THE GENITOURINARY SYSTEM
EVERY BODY cell not only must build its substance and
obtain its energy from nutrients supplied in the food you eat; it must get rid
of wastes. And all cells deliver their waste products continuously to the
blood. In turn, the blood carries them to various centers for excretion.
Thus,
carbon dioxide and some water in the form of vapor are removed from the blood
in the lungs. Salts and additional water pour out through the skin's sweat
glands. Other wastes, including water, salt, urea, and uric acid-leave the
blood in the kidneys. Blood enters the kidneys through the renal arteries and
leaves through the renal veins and, in circulating within the two kidneys, goes
through a fabulous filtering system.
The kidneys-each about 4-1/2" long,
2-1/2" wide, 1-1/2" thick, and weighing 5 ounces-are located deep in
the abdomen at about the level of the lowest ("floating") ribs.
Essentially, they are filters containing intricate plumbing-a system of tiny
tubes called nephrons whose combined length in each kidney is about 140 miles.
To the naked eye, a single nephron would resemble a grain of sand. Under a
microscope, it has the look of a twisted worm with a huge head. The head,
called the glomerulus, is covered with a network of capillaries that carry
blood continuously into the glomerulus.
The tail is the tubule. In a healthy
kidney, as blood enters a glomerulus, a fluid is separated from it. The fluid
contains neither red, nor white blood cells nor only a trace of large protein
molecules. The fluid passes along the tubule, and about 99 percent of the
water, amino acids, proteins, glucose, and minerals needed by the body are
returned to the bloodstream. The remaining fluid, with its content of waste
materials, is eliminated from the body as urine. Every 24 hours, the kidneys
filter about 200 quarts of fluid and salts.
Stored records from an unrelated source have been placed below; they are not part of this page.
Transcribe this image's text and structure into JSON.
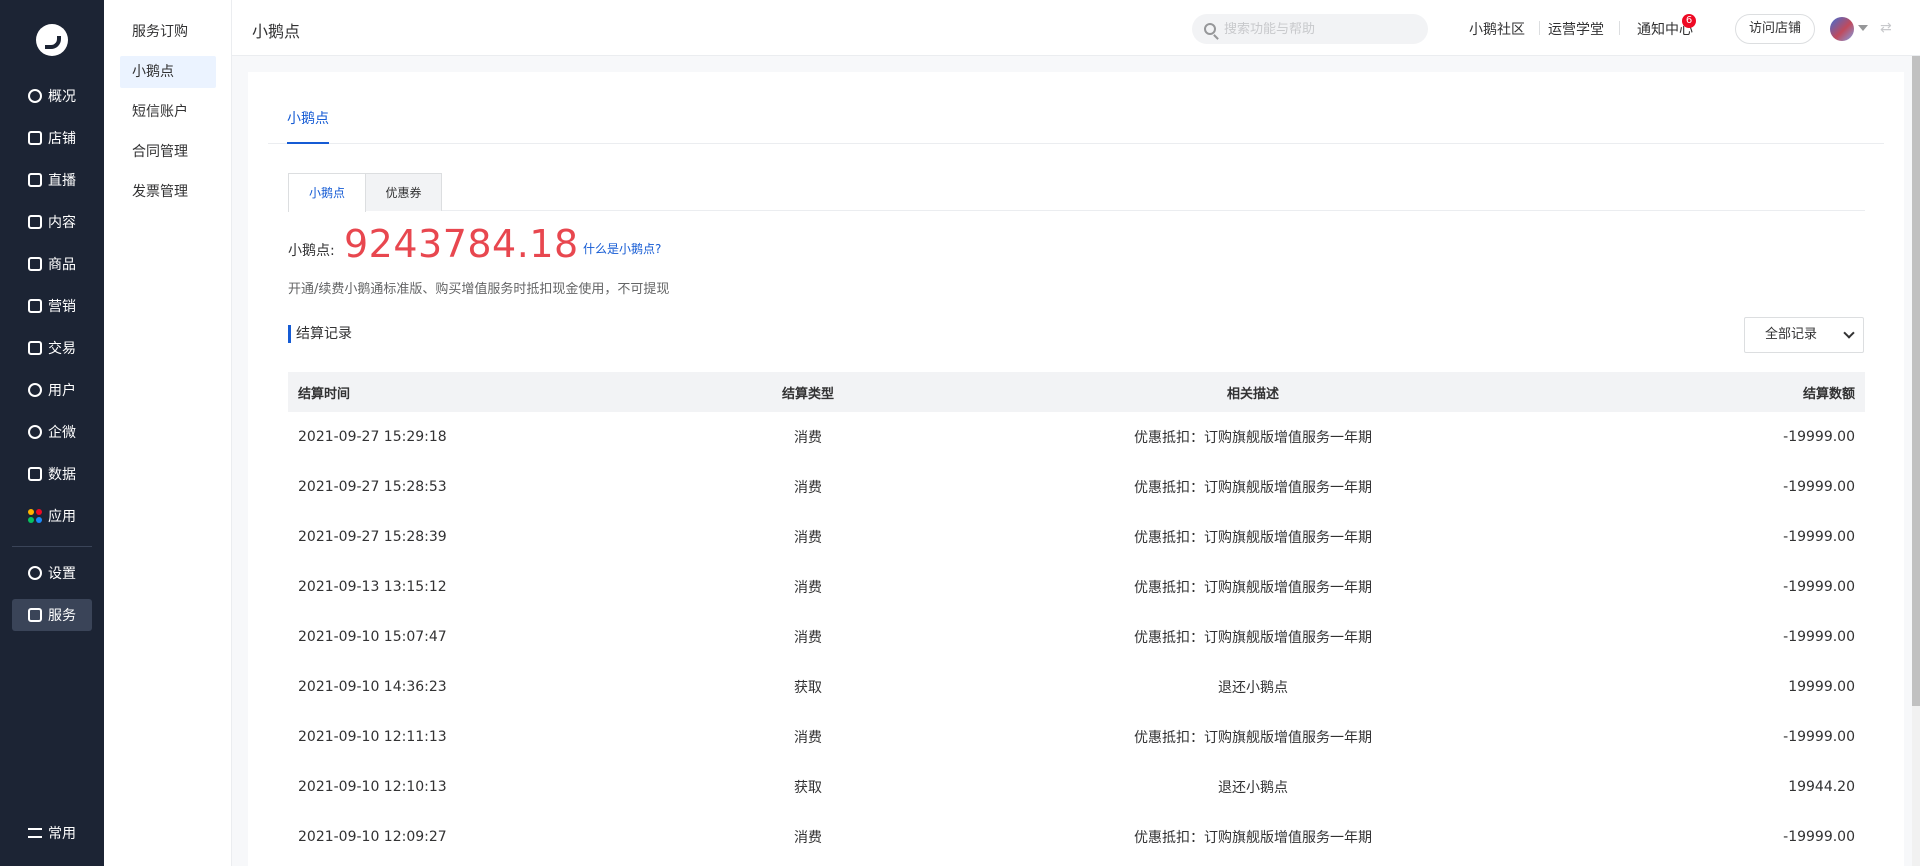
{
  "nav": {
    "items": [
      {
        "label": "概况",
        "icon": "chart-pie-icon"
      },
      {
        "label": "店铺",
        "icon": "store-icon"
      },
      {
        "label": "直播",
        "icon": "live-icon"
      },
      {
        "label": "内容",
        "icon": "document-icon"
      },
      {
        "label": "商品",
        "icon": "bag-icon"
      },
      {
        "label": "营销",
        "icon": "megaphone-icon"
      },
      {
        "label": "交易",
        "icon": "transaction-icon"
      },
      {
        "label": "用户",
        "icon": "user-icon"
      },
      {
        "label": "企微",
        "icon": "wecom-icon"
      },
      {
        "label": "数据",
        "icon": "data-icon"
      },
      {
        "label": "应用",
        "icon": "apps-icon"
      }
    ],
    "settings_label": "设置",
    "service_label": "服务",
    "common_label": "常用"
  },
  "subnav": {
    "items": [
      "服务订购",
      "小鹅点",
      "短信账户",
      "合同管理",
      "发票管理"
    ],
    "active": "小鹅点"
  },
  "header": {
    "title": "小鹅点",
    "search_placeholder": "搜索功能与帮助",
    "links": [
      "小鹅社区",
      "运营学堂",
      "通知中心"
    ],
    "notification_count": "6",
    "visit_store": "访问店铺"
  },
  "main": {
    "top_tab": "小鹅点",
    "seg_tabs": [
      "小鹅点",
      "优惠券"
    ],
    "balance_label": "小鹅点:",
    "balance_value": "9243784.18",
    "help_link": "什么是小鹅点?",
    "description": "开通/续费小鹅通标准版、购买增值服务时抵扣现金使用，不可提现",
    "section_title": "结算记录",
    "filter_value": "全部记录",
    "table": {
      "headers": [
        "结算时间",
        "结算类型",
        "相关描述",
        "结算数额"
      ],
      "rows": [
        [
          "2021-09-27 15:29:18",
          "消费",
          "优惠抵扣：订购旗舰版增值服务一年期",
          "-19999.00"
        ],
        [
          "2021-09-27 15:28:53",
          "消费",
          "优惠抵扣：订购旗舰版增值服务一年期",
          "-19999.00"
        ],
        [
          "2021-09-27 15:28:39",
          "消费",
          "优惠抵扣：订购旗舰版增值服务一年期",
          "-19999.00"
        ],
        [
          "2021-09-13 13:15:12",
          "消费",
          "优惠抵扣：订购旗舰版增值服务一年期",
          "-19999.00"
        ],
        [
          "2021-09-10 15:07:47",
          "消费",
          "优惠抵扣：订购旗舰版增值服务一年期",
          "-19999.00"
        ],
        [
          "2021-09-10 14:36:23",
          "获取",
          "退还小鹅点",
          "19999.00"
        ],
        [
          "2021-09-10 12:11:13",
          "消费",
          "优惠抵扣：订购旗舰版增值服务一年期",
          "-19999.00"
        ],
        [
          "2021-09-10 12:10:13",
          "获取",
          "退还小鹅点",
          "19944.20"
        ],
        [
          "2021-09-10 12:09:27",
          "消费",
          "优惠抵扣：订购旗舰版增值服务一年期",
          "-19999.00"
        ]
      ]
    }
  },
  "colors": {
    "nav_bg": "#1c2434",
    "accent": "#155bd4",
    "balance": "#e8474f"
  }
}
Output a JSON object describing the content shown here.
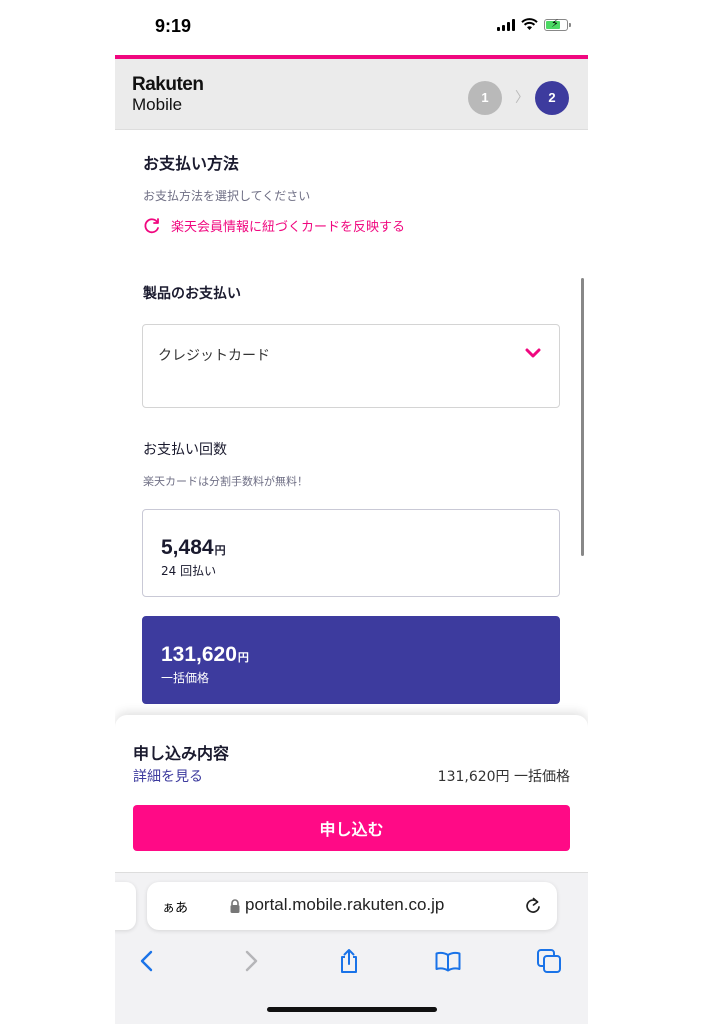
{
  "status_bar": {
    "time": "9:19"
  },
  "header": {
    "logo_line1": "Rakuten",
    "logo_line2": "Mobile",
    "step1": "1",
    "step2": "2"
  },
  "payment": {
    "title": "お支払い方法",
    "subtitle": "お支払方法を選択してください",
    "reflect_link": "楽天会員情報に紐づくカードを反映する",
    "product_section": "製品のお支払い",
    "method_value": "クレジットカード",
    "count_label": "お支払い回数",
    "count_note": "楽天カードは分割手数料が無料！",
    "options": [
      {
        "amount": "5,484",
        "unit": "円",
        "desc": "24 回払い",
        "selected": false
      },
      {
        "amount": "131,620",
        "unit": "円",
        "desc": "一括価格",
        "selected": true
      }
    ]
  },
  "summary": {
    "title": "申し込み内容",
    "detail_link": "詳細を見る",
    "total": "131,620円 一括価格",
    "submit": "申し込む"
  },
  "browser": {
    "aa": "ぁあ",
    "url": "portal.mobile.rakuten.co.jp"
  },
  "colors": {
    "brand_pink": "#f0077f",
    "button_pink": "#ff0a86",
    "selected_purple": "#3d3b9e"
  },
  "icons": [
    "signal-icon",
    "wifi-icon",
    "battery-icon",
    "refresh-icon",
    "chevron-down-icon",
    "lock-icon",
    "reload-icon",
    "back-icon",
    "forward-icon",
    "share-icon",
    "bookmarks-icon",
    "tabs-icon"
  ]
}
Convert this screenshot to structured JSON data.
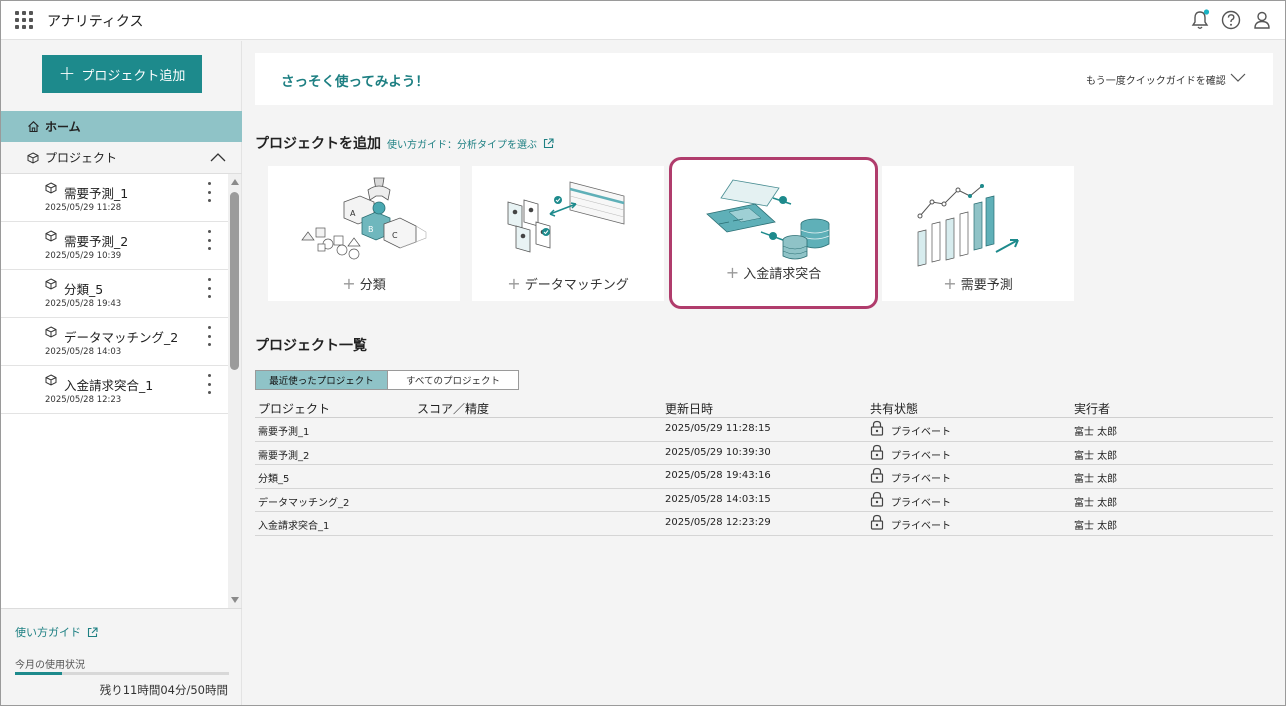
{
  "header": {
    "app_title": "アナリティクス",
    "icons": [
      "apps-grid-icon",
      "bell-icon",
      "help-icon",
      "user-icon"
    ],
    "notification_dot_color": "#1ab3c3"
  },
  "sidebar": {
    "add_project_label": "プロジェクト追加",
    "home_label": "ホーム",
    "projects_label": "プロジェクト",
    "projects": [
      {
        "name": "需要予測_1",
        "date": "2025/05/29 11:28"
      },
      {
        "name": "需要予測_2",
        "date": "2025/05/29 10:39"
      },
      {
        "name": "分類_5",
        "date": "2025/05/28 19:43"
      },
      {
        "name": "データマッチング_2",
        "date": "2025/05/28 14:03"
      },
      {
        "name": "入金請求突合_1",
        "date": "2025/05/28 12:23"
      }
    ],
    "guide_link": "使い方ガイド",
    "usage_label": "今月の使用状況",
    "usage_fraction": 0.22,
    "usage_remaining": "残り11時間04分/50時間"
  },
  "main": {
    "quick_title": "さっそく使ってみよう！",
    "quick_link": "もう一度クイックガイドを確認",
    "add_title": "プロジェクトを追加",
    "add_guide": "使い方ガイド：分析タイプを選ぶ",
    "cards": [
      {
        "label": "分類"
      },
      {
        "label": "データマッチング"
      },
      {
        "label": "入金請求突合"
      },
      {
        "label": "需要予測"
      }
    ],
    "list_title": "プロジェクト一覧",
    "tabs": [
      "最近使ったプロジェクト",
      "すべてのプロジェクト"
    ],
    "columns": [
      "プロジェクト",
      "スコア／精度",
      "更新日時",
      "共有状態",
      "実行者"
    ],
    "rows": [
      {
        "name": "需要予測_1",
        "score": "",
        "updated": "2025/05/29 11:28:15",
        "share": "プライベート",
        "owner": "富士 太郎"
      },
      {
        "name": "需要予測_2",
        "score": "",
        "updated": "2025/05/29 10:39:30",
        "share": "プライベート",
        "owner": "富士 太郎"
      },
      {
        "name": "分類_5",
        "score": "",
        "updated": "2025/05/28 19:43:16",
        "share": "プライベート",
        "owner": "富士 太郎"
      },
      {
        "name": "データマッチング_2",
        "score": "",
        "updated": "2025/05/28 14:03:15",
        "share": "プライベート",
        "owner": "富士 太郎"
      },
      {
        "name": "入金請求突合_1",
        "score": "",
        "updated": "2025/05/28 12:23:29",
        "share": "プライベート",
        "owner": "富士 太郎"
      }
    ]
  },
  "colors": {
    "accent": "#1d8a8c",
    "nav_selected": "#8fc3c7",
    "highlight_border": "#b03c6c"
  }
}
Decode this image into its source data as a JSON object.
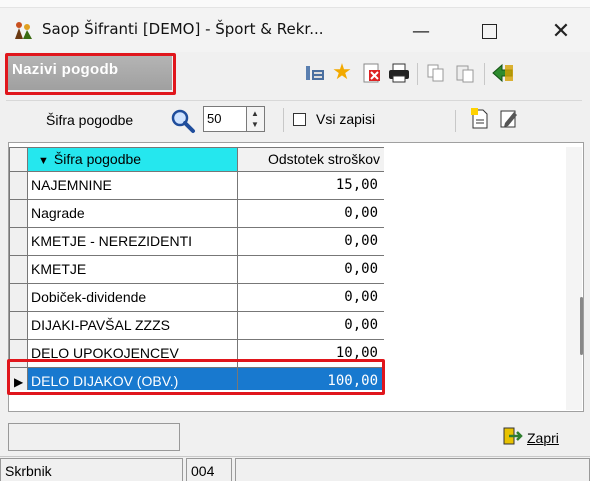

One or two quarts of the waste go to the bladder and
are flushed out of the body. Actually, the kidneys have a tremendous reserve
capacity; they could clean nine times more fluid than they are called upon to
do, and for this reason one healthy kidney can readily serve the body's needs.
The kidneys function to maintain the correct balance between the salts and
water of the body, to get rid of any toxic substances, and to keep the body in
correct mineral balance. For example, too much potassium in the blood could
stop the heart quite as effectively as a bullet.